Kampei Shimoide, mayor of Minamikyushu, and others associated with the project said Wednesday they hope that registering the document collection as a UNESCO "Memory of the World" will help ensure it will convey the horrors and suffering of the war to future generations.
Chiran, a tea-farming town that is part of today's Minamikyushu, was the site of an Imperial Japanese Army base that launched hundreds of attack missions during the Battle of Okinawa in the war's final months. The Chiran Peace Museum, which houses the document collection, was built as a memorial to the pilots.
"The documents serve as a reminder of the extremes people are driven to in such desperate conditions," said Mutsuo Kuwashiro, an adviser to the city government and curator of the Chiran Peace Museum. "We believe they are an invaluable record of the horror of war."
Seventy years after Japan's defeat in August 1945, sensitivities over its wartime legacy remain acute, especially in neighboring China and South Korea. Many in Japan fear that memories of the suffering the country caused might be lost with the passing of the older generations. Others both in and outside Japan worry that war-related monuments and artifacts might be used to glorify the war.

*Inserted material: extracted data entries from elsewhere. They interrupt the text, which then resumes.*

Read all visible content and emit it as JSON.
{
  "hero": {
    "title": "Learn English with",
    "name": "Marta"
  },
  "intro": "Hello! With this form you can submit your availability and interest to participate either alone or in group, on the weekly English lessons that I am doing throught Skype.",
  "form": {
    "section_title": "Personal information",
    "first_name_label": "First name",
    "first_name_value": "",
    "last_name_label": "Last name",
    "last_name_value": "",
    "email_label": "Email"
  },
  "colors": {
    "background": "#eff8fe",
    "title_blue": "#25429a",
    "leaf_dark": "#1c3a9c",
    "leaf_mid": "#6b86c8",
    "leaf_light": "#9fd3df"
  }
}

Among the items the Chiran Peace Museum is seeking to include in the "Memory of the World" registry are "hachimaki" headbands inscribed by families and friends, farewell messages and heartbreaking letters from the pilots, who took off on their bombing raids expecting to die, with their fighters carrying only enough fuel to reach their targets.
"Take courage, forget the past, and find new ways to be happy in the future," says one, written by 23-year-old pilot Toshio Anazawa to his fiance, Chieko, before he died.
To formally apply for the UNESCO "Memory of the World" recognition, Minamikyushu must gain approval from Japan's education ministry, but it is unclear whether that effort will succeed.
M.G. Sheftall, a history professor at Japan's Shizuoka University and an adviser for the project, said the group would drop the plan if any effort was made by the authorities to distort its message.
"This project is being undertaken to make a contribution to lasting peace and humanity's future," he said.
Among hundreds of items in the "Memory of the World" registry are documents related to the Guttenberg Bible and Victor Fleming's 1939 classic "The Wizard of Oz," as well as the 1703 Census of Iceland.
Separately, UNESCO is considering registration of 23 former industrial facilities dating back to Japan's 1868-1910 Meiji era as World Cultural Heritage sites. That plan also has drawn criticism, because some sites used forced labor and prisoners of war.